His works have been published in more than 20 languages. He was awarded several literary distinctions in Hungary, including the prestigious Kossuth Prize in 1996, and has received awards for his work in France, Austria, Germany, Slovenia and Poland.

He was highly critical of the authoritarian tendencies of Viktor Orbán's administration, declaring that "Orbán is not a statesman" and that "the Orbán system is damaging to Hungary. Our Democracy is not liberal, freedom of the press is limited, and the division of power is inadequate."

He was married to Margit Reén, and had four children.

In October 2015, it became public knowledge that he was suffering from pancreatic cancer.
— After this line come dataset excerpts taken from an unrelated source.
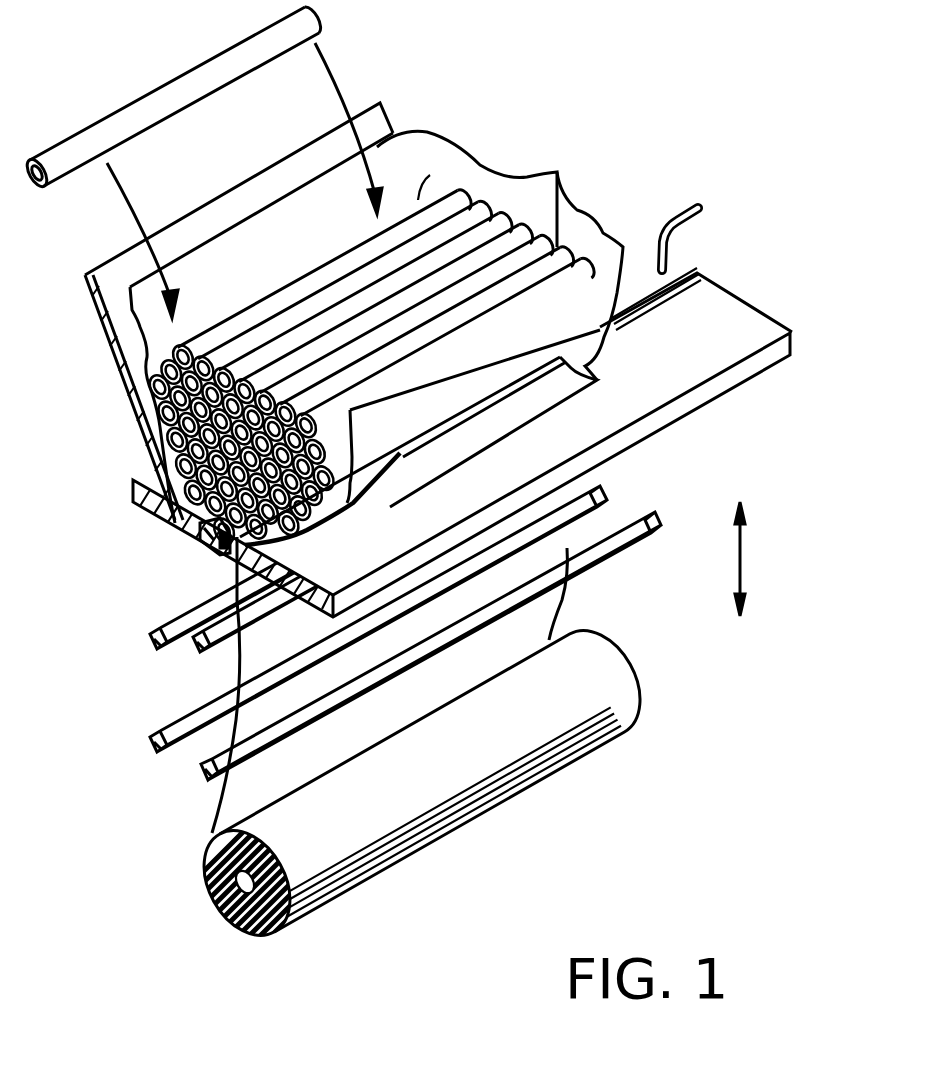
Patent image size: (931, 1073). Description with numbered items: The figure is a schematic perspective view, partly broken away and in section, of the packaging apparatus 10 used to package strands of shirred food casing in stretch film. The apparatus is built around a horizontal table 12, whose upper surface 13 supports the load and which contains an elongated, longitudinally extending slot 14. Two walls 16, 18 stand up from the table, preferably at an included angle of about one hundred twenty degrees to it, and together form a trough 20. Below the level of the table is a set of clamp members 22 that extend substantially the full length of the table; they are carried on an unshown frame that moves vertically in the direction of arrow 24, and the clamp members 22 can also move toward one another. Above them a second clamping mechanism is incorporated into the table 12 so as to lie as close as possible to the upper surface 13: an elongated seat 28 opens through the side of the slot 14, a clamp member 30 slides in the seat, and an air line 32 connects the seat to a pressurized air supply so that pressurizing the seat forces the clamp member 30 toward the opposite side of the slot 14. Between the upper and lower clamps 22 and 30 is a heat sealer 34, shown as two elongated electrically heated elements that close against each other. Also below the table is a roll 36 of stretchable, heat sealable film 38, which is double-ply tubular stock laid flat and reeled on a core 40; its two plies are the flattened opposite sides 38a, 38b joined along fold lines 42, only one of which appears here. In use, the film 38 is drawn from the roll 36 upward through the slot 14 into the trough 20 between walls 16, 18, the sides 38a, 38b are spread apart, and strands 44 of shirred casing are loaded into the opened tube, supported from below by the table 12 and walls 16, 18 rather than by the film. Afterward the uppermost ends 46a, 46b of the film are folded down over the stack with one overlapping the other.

The packaging apparatus 10 is at (88, 452).
The table 12 is at (707, 387).
The upper surface of table 13 is at (689, 367).
The slot 14 is at (700, 268).
The wall 16 is at (486, 426).
The wall 18 is at (122, 366).
The trough 20 is at (120, 256).
The clamp members 22 is at (218, 762).
The arrow 24 is at (741, 572).
The seat 28 is at (205, 548).
The clamp member 30 is at (679, 287).
The air line 32 is at (692, 207).
The heat sealer 34 is at (212, 600).
The roll 36 is at (503, 803).
The film 38 is at (265, 665).
The flattened side of tube 38a is at (513, 337).
The flattened side of tube 38b is at (306, 238).
The core 40 is at (225, 889).
The fold line 42 is at (556, 220).
The strands 44 is at (143, 133).
The uppermost end of tubular film 46a is at (545, 285).
The uppermost end of tubular film 46b is at (345, 165).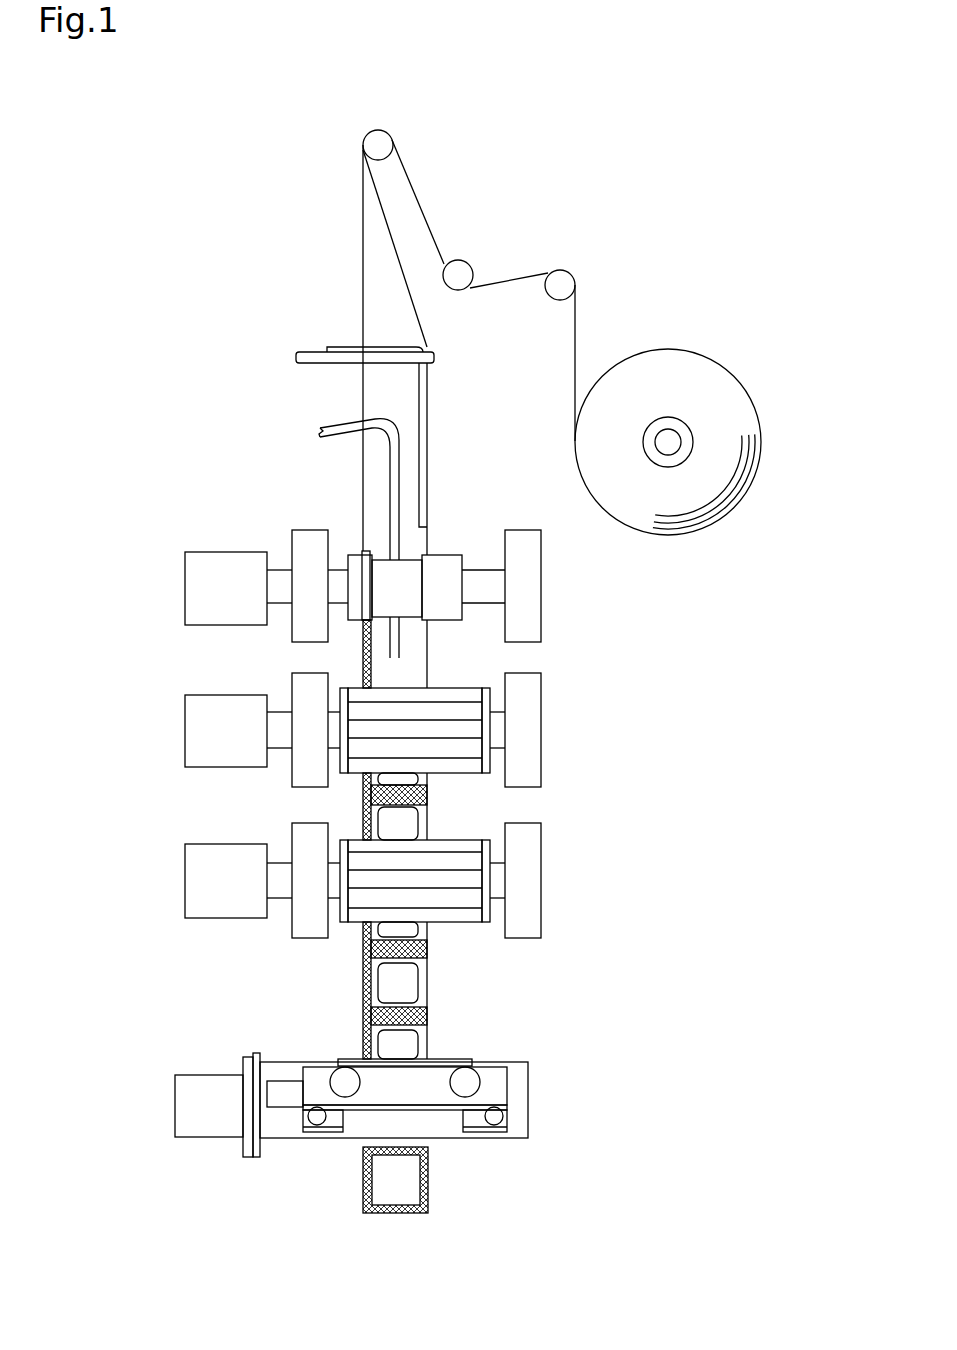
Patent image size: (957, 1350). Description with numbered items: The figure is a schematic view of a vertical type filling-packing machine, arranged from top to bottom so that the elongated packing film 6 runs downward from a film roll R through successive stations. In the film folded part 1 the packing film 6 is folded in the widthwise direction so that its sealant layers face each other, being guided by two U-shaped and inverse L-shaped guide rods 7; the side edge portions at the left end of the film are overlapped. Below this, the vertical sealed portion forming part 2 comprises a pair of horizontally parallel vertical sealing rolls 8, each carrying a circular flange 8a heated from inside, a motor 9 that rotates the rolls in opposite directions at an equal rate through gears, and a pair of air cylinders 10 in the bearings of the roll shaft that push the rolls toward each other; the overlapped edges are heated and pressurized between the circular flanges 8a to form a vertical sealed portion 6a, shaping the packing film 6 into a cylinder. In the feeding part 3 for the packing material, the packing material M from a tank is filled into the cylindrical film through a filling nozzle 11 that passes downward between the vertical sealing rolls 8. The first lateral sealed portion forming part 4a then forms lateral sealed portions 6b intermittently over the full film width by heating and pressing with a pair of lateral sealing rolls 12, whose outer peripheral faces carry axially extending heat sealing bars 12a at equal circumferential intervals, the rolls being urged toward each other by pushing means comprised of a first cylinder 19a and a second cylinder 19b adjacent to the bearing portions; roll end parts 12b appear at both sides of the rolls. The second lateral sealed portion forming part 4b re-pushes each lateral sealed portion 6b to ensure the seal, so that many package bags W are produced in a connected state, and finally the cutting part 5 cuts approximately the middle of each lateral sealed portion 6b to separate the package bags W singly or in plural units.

The film folded part 1 is at (466, 459).
The vertical sealed portion forming part 2 is at (425, 556).
The feeding part for the packing material 3 is at (413, 446).
The first lateral sealed portion forming part 4a is at (416, 742).
The second lateral sealed portion forming part 4b is at (560, 862).
The cutting part 5 is at (552, 1093).
The packing film 6 is at (358, 240).
The vertical sealed portion 6a is at (363, 653).
The lateral sealed portion 6b is at (427, 945).
The guide rods 7 is at (323, 350).
The vertical sealing rolls 8 is at (443, 553).
The circular flange 8a is at (367, 551).
The motor 9 is at (185, 568).
The air cylinders 10 is at (292, 538).
The filling nozzle 11 is at (390, 462).
The lateral sealing rolls 12 is at (442, 800).
The heat sealing bars 12a is at (476, 702).
The sealer flanges 12b is at (345, 775).
The first cylinder 19a is at (290, 773).
The second cylinder 19b is at (545, 738).
The packing material M is at (428, 778).
The package bags W is at (360, 988).
The film roll R is at (697, 350).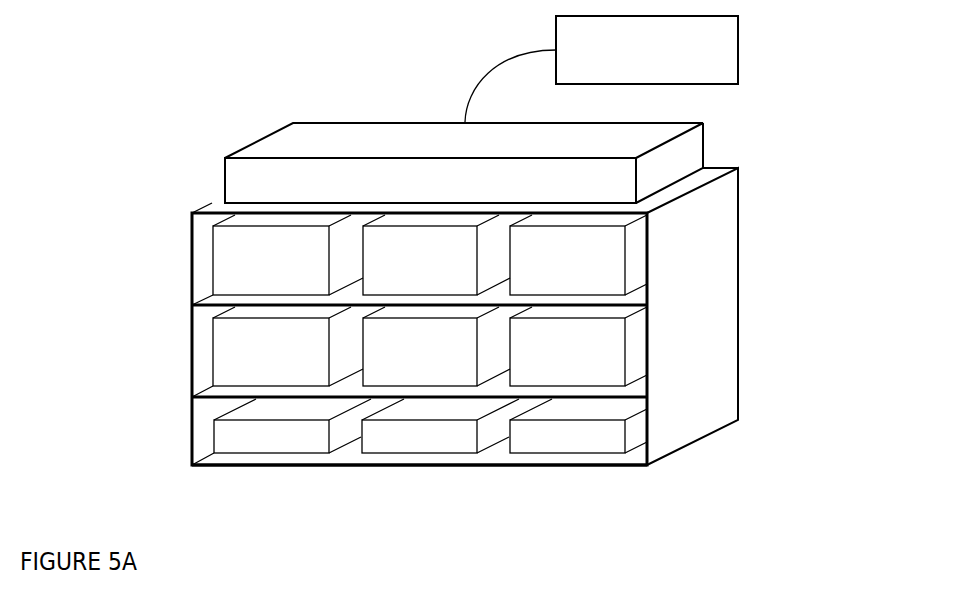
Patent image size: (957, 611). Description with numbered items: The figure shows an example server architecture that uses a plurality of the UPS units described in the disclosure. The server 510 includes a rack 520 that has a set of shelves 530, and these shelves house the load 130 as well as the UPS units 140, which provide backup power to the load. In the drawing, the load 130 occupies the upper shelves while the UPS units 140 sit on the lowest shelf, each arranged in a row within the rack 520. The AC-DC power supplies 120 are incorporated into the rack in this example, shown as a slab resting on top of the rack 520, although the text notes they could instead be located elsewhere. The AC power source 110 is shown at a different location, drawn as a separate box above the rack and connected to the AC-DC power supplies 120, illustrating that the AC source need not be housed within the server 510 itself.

The AC power source 110 is at (740, 63).
The AC-DC power supplies 120 is at (225, 183).
The load 130 is at (213, 249).
The UPS units 140 is at (214, 443).
The server 510 is at (429, 363).
The rack 520 is at (192, 297).
The shelves 530 is at (650, 308).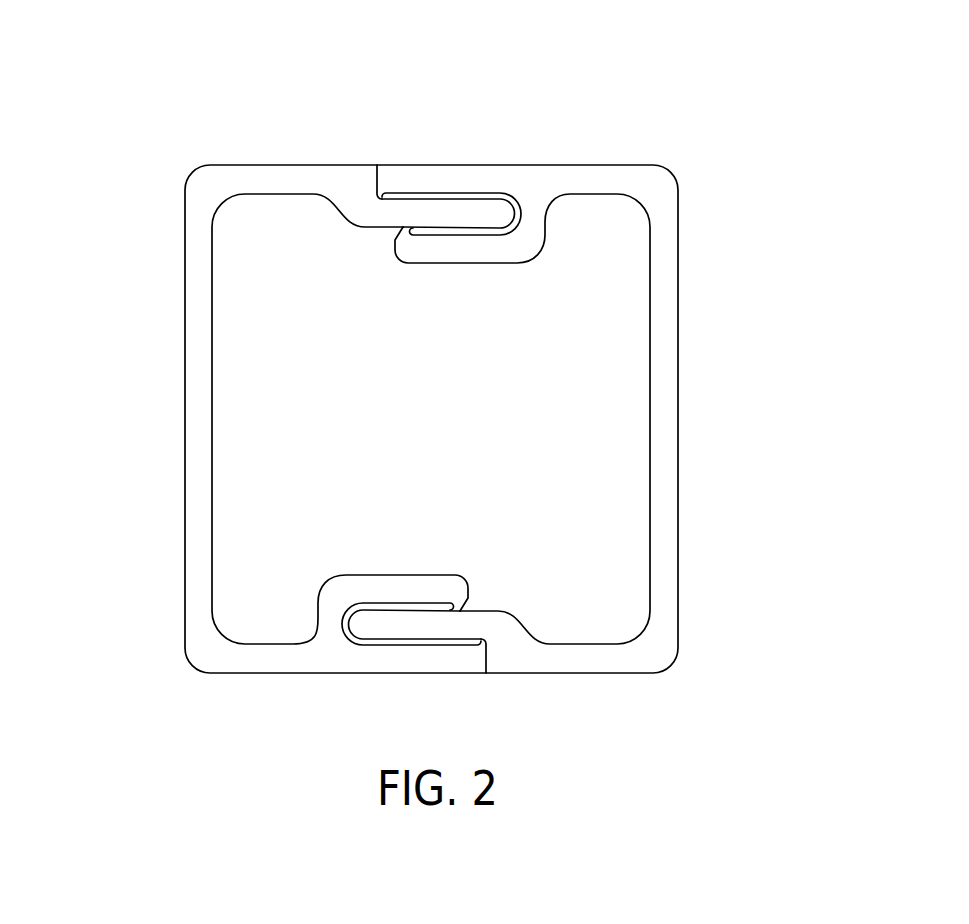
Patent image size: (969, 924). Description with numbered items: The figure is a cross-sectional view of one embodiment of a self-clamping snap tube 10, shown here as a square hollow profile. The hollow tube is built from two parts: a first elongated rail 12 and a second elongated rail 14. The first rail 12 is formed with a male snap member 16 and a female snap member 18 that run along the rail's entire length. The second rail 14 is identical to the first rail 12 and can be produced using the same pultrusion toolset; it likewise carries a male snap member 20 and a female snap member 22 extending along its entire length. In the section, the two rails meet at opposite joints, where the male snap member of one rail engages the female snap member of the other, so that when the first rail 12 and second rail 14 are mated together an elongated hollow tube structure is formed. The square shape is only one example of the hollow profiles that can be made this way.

The snap tube 10 is at (421, 391).
The first elongated rail 12 is at (667, 382).
The second elongated rail 14 is at (196, 413).
The male snap member 16 is at (435, 628).
The female snap member 18 is at (468, 170).
The male snap member 20 is at (440, 213).
The female snap member 22 is at (392, 658).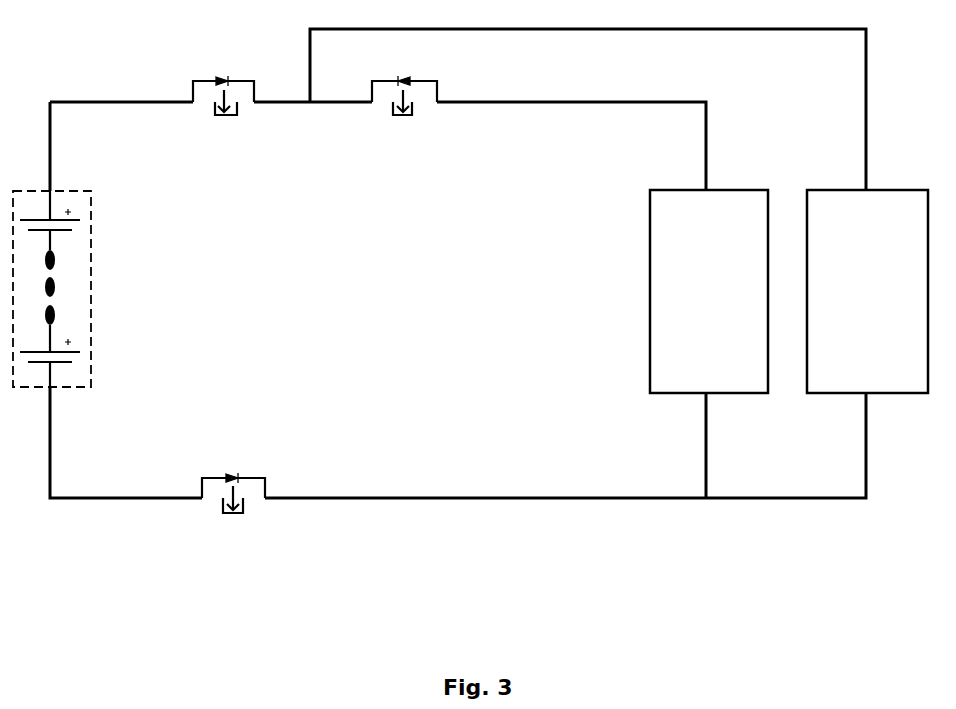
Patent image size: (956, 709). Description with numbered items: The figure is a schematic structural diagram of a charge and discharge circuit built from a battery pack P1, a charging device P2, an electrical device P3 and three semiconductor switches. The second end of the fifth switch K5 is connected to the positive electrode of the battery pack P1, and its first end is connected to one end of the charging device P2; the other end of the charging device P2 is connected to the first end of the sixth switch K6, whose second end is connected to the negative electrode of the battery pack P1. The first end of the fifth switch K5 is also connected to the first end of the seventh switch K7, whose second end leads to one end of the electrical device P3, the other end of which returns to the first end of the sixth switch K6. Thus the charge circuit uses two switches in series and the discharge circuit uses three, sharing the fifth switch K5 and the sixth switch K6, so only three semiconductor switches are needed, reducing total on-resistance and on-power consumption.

The fifth switch K5 is at (217, 115).
The sixth switch K6 is at (225, 540).
The seventh switch K7 is at (413, 115).
The battery pack P1 is at (90, 247).
The charging device P2 is at (867, 291).
The electrical device P3 is at (709, 291).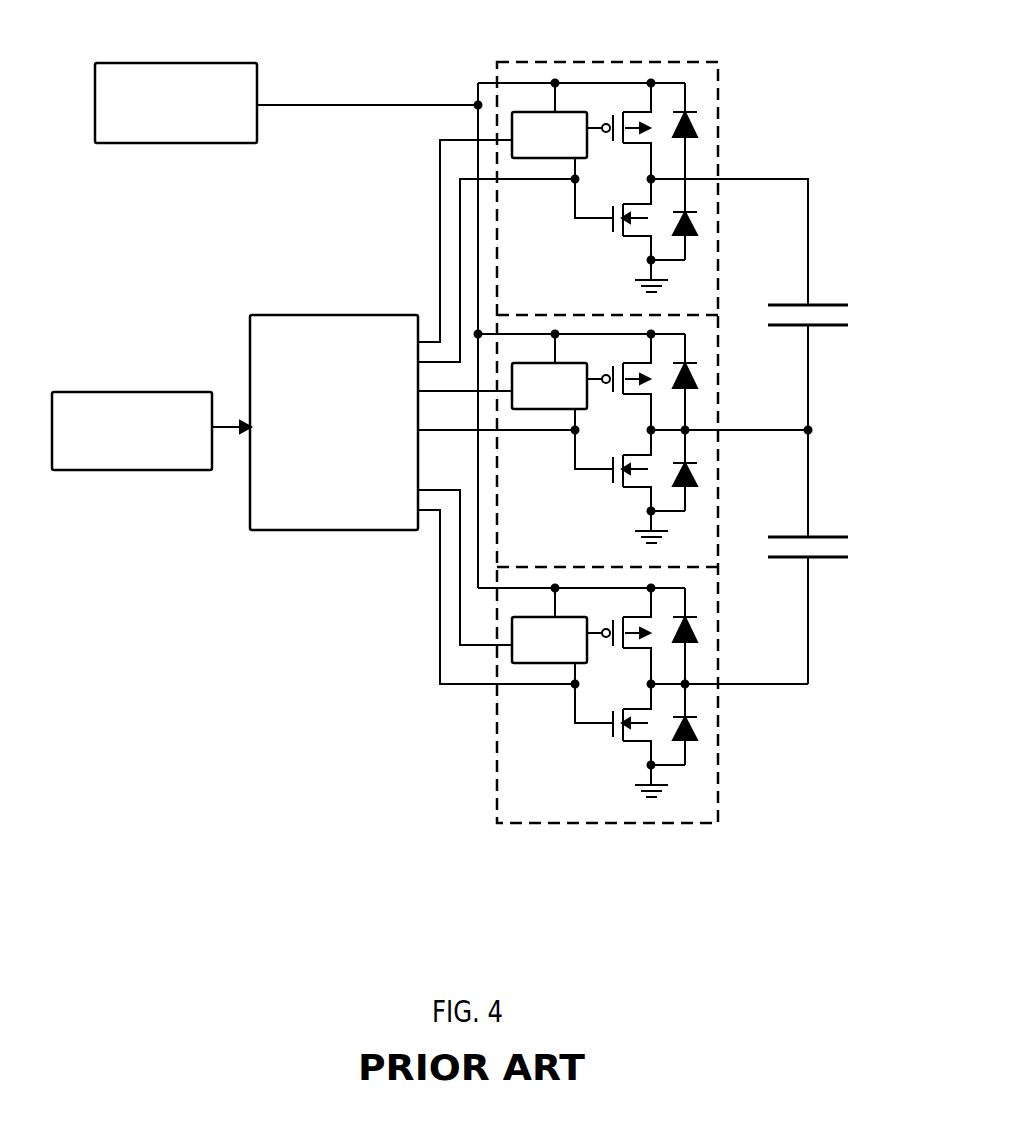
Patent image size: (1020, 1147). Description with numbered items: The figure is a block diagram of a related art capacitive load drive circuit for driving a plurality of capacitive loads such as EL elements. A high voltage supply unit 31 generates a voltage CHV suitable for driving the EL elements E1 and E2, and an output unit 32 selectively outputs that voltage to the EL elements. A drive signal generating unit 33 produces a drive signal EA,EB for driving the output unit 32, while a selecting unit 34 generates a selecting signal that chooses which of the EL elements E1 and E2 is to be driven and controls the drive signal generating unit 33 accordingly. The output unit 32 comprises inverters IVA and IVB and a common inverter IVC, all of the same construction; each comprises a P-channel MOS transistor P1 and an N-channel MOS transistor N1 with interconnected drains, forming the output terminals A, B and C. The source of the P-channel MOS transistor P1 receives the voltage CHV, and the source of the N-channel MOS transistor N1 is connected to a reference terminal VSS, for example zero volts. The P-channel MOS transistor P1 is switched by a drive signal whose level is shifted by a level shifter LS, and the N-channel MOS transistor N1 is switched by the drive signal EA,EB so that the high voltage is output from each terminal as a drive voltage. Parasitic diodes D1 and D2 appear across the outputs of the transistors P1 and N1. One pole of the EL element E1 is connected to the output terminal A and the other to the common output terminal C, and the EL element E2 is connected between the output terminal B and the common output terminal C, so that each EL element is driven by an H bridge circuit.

The high voltage supply unit 31 is at (193, 143).
The output unit 32 is at (478, 774).
The drive signal generating unit 33 is at (340, 530).
The selecting unit 34 is at (147, 470).
The voltage CHV is at (369, 334).
The inverter IVA is at (673, 167).
The inverter IVB is at (722, 762).
The common inverter IVC is at (722, 515).
The level shifter LS is at (530, 158).
The P-channel MOS transistor P1 is at (632, 147).
The N-channel MOS transistor N1 is at (632, 239).
The parasitic diode D1 is at (700, 121).
The parasitic diode D2 is at (700, 239).
The reference terminal VSS is at (668, 290).
The output terminal A is at (810, 190).
The output terminal B is at (808, 597).
The common output terminal C is at (766, 430).
The EL element E1 is at (836, 327).
The EL element E2 is at (836, 559).
The drive signal EA,EB is at (222, 422).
He died on 14 July 2016.

==Works published in English==

(The italicized dates refer to original publication, other dates refer to the English-language publications.)
- Helping Verbs of the Heart (A szív segédigéi, 1985, 1990, 1991, 1996)
- The Transporters (Fuharosok, 1983, 1991, 1994)
- The Book of Hrabal (Hrabal könyve, 1990, 1993, 1994, 1996)
- The Glance of Countess Hahn-Hahn (Down the Danube) (Hahn-Hahn grófnő pillantása, 1991, 1994, 1998, 1999)
- She loves me (Egy nő, 1993, 1994, 1997, 1998)
- A Little Hungarian Pornography (Kis Magyar Pornográfia, 1984, 1995, 1997)
- Celestial Harmonies: A Novel (Harmonia Caelestis, 2001, 2004)
- Not Art (Semmi művészet, 2008, 2010)

==International awards==
- Ordre des Arts et des Lettres, France
- Order of Cultural Merit (:ro:Ordinul „Meritul Cultural” (România)), Romania
- Austrian State Prize for European Literature, Austria
- Herder Prize, Austria and Germany
- Vilenica Prize, Slovenia
- Peace Prize of the German Book Trade, Germany
- Angelus Award, Poland
- Premio Mondello, Italy
- International Masi Grosso d'Oro Veneziano Prize, Italy

==Membership==
- Deutsche Akademie für Sprache und Dichtung (Darmstadt)
- Akademie der Künste (Berlin)

== Bibliography ==
- Tötösy de Zepetnek, Steven (斯蒂文·托托西演). 文学研究的合法化: 一种新实用主义 ·整体化和经主 义文学与文化研究方法 (Legitimizing the Study of Literature: A New Pragmatism and the Systemic Approach to Literature and Culture). Trans. Ma Jui-ch'i (马瑞琪翻). Beijing: Peking University Press, 1997. 111–134.
- Tötösy de Zepetnek, Steven. "Cultures, Peripheralities, and Comparative Literature." Comparative Literature: Theory, Method, Application. By Steven Tötösy de Zepetnek. Amsterdam: Rodopi, 1998. 121–175.